Наличие у многих представительниц женского пола трёх и больше грудей, позволило поучаствовать в этом захватывающем процессе сразу нескольким мужчинам, очень кстати оказавшимся рядом.

Пока горожанки громко пищали, а мужики хохотали в голос, пастор, сунув на мгновение руку между ног пленницы, высоко поднял и прокричал:

— Чисто!

Сдавленная толкотня и крики:

— Чисто! — Были ему дружным ответом. И на этот раз звонкие женские голоса заглушили остальные, в том числе и дикие завывания ветра.

Толпа заревела вслед:

— Не прошла дознание! Диавол господин её!

Осмотр пленённых продолжился в той же незамысловатой последовательности, но с некоторыми вариациями, благодаря половым различиям скованных. У парня с крайней стелы неожиданно обнаружились клешнеобразные ступни, и горожане встретили это довольными криками:

— Воистину, Божье создание!

К счастливчику быстро подковыляло несколько самых дееспособных жителей и кое-как расковали обессиленное тело. Схватили за руки и волоком оттащили в сторону.

Пастор, закончив осмотр, окинул единственным глазом вновь притихшую толпу. Встречая его злобный взгляд прихожане покорно склоняли головы.

— Братья и сестры! Спасение! Спасение в наших руках! Не устрашимся властителя порока, что ни на секунду не закрывает адских глаз своих, а его легионы... — Пастор ткнул в пленников своей уродливой клешнёй. — Всё пребывают и пребывают в обитель человеческую. До Апокалипсиса мы были слепы и невинны, как дети, допуская их присутствие рядом с собою. А когда они заполонили наши города, было уже поздно. Мы не смогли защитить дарованный нам божественные образ и подобие, легко предоставляя священный дар мёртвой материи. И Отец наш отвернулся от детей своих. И пришло наказание — карающий огонь сошёл с небес, а божественный ветер довершил начатое им. Но и в гневе Его присутствовала милость — и пометил Он оставшееся человечество своей печатью. И только порождения тьмы остались неизменны...

Присутствующие хмуро внимали речам.

— И вот, нам даны глаза, чтобы видеть сокрытое сатанинскими покровами. Дано орудие, чтобы карать сатанинское отродье. Мы непреклонны в своей вере...
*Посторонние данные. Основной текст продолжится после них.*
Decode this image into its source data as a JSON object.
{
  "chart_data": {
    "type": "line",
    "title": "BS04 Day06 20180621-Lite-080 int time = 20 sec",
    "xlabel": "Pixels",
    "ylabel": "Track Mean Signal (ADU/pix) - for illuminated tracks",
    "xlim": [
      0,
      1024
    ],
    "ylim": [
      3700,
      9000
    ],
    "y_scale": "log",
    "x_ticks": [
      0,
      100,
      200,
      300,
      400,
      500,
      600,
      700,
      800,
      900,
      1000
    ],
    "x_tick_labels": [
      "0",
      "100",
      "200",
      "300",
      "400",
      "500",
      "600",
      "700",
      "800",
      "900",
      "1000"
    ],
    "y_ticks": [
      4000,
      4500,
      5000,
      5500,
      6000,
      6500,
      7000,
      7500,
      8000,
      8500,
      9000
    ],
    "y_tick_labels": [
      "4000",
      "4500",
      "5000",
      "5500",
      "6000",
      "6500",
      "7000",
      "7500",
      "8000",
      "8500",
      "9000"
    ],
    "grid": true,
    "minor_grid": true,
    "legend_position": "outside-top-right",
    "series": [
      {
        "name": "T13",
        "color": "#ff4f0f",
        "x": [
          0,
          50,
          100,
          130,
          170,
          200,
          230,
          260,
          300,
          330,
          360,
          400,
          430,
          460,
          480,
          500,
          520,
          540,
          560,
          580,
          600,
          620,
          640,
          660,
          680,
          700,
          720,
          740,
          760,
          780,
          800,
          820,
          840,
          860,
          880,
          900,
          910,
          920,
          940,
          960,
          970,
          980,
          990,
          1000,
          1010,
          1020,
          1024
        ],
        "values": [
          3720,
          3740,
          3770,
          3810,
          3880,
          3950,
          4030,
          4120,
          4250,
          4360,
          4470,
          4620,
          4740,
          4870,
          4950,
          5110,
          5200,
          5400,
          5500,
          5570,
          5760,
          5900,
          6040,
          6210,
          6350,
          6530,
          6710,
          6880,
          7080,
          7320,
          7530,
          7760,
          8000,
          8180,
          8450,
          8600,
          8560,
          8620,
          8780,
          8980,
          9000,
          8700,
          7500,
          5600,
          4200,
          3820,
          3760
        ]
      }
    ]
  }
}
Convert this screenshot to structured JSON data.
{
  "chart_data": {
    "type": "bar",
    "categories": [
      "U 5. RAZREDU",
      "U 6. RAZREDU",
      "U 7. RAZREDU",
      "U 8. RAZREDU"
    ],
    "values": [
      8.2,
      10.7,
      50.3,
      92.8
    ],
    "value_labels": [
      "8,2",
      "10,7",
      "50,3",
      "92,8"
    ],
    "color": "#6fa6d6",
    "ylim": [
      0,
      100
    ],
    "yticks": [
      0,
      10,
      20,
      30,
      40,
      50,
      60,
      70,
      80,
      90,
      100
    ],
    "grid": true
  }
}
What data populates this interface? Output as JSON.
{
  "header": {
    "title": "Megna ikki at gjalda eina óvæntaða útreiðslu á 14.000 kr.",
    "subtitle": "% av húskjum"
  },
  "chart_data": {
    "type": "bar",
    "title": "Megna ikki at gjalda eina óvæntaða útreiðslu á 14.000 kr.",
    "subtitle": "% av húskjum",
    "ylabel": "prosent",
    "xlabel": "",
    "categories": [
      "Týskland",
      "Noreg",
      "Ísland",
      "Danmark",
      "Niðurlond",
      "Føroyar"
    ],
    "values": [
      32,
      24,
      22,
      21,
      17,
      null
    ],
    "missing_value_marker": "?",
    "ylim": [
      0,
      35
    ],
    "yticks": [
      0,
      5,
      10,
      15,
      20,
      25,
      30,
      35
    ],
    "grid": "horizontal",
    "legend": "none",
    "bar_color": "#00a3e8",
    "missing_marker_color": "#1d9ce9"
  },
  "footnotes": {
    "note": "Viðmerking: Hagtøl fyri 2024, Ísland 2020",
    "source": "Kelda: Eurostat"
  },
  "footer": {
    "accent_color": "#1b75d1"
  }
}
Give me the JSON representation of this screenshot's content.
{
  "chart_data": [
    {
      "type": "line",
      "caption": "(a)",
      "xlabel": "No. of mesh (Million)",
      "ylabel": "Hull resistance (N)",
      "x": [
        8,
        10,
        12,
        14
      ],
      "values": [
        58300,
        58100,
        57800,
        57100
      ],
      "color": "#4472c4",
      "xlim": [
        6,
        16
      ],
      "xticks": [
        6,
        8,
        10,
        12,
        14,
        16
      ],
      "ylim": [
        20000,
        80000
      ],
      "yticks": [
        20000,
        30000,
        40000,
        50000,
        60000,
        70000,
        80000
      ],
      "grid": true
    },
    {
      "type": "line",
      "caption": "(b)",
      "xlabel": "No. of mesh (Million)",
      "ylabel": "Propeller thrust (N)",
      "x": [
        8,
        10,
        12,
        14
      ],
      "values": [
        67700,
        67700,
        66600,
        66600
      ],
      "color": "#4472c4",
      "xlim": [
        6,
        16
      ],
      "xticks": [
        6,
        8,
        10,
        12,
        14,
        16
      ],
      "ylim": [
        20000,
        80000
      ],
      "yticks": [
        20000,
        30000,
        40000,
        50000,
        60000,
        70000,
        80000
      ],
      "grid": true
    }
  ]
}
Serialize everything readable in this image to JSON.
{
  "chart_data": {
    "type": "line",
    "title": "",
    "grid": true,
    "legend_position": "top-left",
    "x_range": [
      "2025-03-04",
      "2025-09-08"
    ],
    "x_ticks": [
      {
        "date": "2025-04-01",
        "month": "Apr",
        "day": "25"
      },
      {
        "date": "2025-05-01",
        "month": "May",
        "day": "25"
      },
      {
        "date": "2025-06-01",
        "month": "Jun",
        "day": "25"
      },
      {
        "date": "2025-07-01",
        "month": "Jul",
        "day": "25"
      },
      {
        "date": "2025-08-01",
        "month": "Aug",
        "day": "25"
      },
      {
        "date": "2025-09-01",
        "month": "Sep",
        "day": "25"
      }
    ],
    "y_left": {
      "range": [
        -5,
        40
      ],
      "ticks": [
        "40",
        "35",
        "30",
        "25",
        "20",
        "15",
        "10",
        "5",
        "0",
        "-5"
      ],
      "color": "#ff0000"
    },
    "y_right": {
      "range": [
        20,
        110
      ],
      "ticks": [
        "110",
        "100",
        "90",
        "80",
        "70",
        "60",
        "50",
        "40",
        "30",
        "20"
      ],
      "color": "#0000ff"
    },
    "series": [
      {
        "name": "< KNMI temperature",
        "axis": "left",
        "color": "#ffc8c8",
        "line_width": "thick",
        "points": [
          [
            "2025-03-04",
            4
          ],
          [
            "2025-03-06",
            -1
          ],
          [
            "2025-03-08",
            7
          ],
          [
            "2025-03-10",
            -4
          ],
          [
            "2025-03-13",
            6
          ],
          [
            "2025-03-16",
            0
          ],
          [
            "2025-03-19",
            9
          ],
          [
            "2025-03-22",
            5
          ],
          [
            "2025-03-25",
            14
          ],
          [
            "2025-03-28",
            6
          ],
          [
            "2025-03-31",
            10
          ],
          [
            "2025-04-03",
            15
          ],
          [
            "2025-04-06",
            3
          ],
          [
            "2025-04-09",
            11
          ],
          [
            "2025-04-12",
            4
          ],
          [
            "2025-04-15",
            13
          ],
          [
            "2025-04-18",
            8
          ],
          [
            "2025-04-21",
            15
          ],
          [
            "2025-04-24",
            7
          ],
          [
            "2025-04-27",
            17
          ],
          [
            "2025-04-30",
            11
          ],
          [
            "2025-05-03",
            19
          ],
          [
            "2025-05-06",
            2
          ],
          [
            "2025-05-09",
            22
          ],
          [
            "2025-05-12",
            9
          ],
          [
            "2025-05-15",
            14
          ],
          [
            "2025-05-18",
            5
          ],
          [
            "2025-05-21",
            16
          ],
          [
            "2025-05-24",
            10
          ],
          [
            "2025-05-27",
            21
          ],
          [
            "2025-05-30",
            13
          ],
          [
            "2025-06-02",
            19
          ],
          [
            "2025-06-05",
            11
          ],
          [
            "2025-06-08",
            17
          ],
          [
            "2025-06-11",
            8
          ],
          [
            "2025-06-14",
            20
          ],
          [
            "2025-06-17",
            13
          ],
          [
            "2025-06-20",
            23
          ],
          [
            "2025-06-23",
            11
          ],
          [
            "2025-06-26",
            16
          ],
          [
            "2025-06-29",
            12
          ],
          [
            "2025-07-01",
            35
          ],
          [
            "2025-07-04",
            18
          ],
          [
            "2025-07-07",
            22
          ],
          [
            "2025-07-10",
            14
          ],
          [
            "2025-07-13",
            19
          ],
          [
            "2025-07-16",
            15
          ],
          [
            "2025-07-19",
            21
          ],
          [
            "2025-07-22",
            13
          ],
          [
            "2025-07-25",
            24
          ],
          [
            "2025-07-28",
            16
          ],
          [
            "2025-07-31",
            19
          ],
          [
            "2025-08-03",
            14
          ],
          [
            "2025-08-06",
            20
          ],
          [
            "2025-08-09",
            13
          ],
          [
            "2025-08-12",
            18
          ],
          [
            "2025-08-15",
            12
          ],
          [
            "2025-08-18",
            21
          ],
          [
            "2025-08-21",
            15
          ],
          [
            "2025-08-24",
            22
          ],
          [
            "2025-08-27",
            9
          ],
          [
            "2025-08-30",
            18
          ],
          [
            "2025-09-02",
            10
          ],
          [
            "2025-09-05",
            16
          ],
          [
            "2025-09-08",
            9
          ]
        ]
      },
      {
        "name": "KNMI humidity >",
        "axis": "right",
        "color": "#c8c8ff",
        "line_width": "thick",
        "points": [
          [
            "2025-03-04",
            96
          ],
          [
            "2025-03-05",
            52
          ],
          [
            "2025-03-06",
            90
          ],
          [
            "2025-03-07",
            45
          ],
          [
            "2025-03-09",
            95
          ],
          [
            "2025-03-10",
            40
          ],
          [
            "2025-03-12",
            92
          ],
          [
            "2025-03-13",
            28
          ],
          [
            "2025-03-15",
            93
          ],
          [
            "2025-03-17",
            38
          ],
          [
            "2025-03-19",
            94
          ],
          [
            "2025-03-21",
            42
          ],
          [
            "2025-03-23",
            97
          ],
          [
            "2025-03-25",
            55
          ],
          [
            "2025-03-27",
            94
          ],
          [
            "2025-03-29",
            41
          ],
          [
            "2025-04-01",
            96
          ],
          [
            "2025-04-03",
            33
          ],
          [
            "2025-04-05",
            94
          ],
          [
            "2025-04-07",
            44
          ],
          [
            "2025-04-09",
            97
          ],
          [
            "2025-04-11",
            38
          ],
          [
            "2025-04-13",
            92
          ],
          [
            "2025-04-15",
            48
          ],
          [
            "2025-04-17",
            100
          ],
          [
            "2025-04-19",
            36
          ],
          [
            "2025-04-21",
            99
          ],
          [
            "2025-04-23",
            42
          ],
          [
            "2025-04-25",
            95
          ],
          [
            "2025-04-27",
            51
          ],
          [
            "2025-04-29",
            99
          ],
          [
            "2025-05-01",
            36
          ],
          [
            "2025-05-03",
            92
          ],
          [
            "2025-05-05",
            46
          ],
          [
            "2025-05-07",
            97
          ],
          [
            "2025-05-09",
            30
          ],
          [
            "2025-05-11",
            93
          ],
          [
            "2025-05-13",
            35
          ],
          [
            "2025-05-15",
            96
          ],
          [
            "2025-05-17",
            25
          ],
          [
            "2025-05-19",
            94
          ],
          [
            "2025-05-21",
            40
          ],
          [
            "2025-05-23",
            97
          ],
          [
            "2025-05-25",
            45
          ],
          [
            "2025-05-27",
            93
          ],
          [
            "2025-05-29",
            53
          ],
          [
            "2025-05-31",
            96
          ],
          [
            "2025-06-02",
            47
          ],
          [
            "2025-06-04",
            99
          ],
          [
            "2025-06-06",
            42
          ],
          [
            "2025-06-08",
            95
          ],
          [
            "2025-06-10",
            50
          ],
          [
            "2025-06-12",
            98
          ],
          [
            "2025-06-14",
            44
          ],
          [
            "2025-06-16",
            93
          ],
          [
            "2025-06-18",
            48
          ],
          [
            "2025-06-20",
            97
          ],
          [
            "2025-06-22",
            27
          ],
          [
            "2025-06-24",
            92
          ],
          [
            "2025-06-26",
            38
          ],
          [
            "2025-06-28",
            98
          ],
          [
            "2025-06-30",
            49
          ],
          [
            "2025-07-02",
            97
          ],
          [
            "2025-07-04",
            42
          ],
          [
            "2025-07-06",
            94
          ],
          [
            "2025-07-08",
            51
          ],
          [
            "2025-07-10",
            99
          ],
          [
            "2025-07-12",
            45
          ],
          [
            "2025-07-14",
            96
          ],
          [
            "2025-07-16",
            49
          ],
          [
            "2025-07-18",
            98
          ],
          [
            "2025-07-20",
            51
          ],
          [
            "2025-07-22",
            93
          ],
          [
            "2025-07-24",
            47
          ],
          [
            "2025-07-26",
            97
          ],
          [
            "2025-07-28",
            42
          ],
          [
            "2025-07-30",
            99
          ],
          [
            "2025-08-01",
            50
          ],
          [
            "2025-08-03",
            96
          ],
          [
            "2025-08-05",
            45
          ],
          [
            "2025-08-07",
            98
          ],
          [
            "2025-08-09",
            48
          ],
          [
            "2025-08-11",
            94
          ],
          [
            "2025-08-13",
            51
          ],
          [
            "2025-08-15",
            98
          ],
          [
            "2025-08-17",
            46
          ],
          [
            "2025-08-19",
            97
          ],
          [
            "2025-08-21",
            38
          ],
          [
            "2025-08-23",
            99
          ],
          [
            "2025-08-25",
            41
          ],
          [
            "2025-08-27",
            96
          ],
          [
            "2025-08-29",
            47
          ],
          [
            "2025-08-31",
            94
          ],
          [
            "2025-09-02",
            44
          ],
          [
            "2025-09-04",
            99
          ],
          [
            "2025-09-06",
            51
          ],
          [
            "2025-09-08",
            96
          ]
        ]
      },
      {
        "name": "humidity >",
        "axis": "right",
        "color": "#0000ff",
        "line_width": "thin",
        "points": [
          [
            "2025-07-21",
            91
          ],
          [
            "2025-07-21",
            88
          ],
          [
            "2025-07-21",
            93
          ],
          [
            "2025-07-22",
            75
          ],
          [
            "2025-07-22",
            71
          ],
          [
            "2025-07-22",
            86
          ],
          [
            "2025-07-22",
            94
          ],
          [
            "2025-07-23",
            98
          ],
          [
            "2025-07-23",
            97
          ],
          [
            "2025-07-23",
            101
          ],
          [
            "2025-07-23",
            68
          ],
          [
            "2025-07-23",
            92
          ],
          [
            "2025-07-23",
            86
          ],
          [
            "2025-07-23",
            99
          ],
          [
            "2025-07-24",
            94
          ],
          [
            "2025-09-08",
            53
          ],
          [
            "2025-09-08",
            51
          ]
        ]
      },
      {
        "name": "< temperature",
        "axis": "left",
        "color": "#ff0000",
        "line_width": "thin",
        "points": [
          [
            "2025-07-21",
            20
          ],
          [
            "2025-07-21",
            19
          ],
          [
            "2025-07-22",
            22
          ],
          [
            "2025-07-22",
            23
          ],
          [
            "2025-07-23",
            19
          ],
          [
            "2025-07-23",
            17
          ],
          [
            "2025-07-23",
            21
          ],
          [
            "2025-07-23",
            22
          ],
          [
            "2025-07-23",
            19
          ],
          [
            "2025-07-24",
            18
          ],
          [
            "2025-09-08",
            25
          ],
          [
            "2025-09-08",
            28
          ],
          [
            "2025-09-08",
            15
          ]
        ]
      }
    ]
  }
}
— Непреклонны! — дружно подхватили молчавшие всю проповедь горожане.

— Не допустим в наш город порождения источника лжи и порока...

— Не допустим! — неслось с завываниями ветра по пустынным улицам.

— И обратит Отец наш вновь свой взор отвращённый на истинных детей своих...

— На детей своих! — От былой угрюмости жителей не осталось и следа.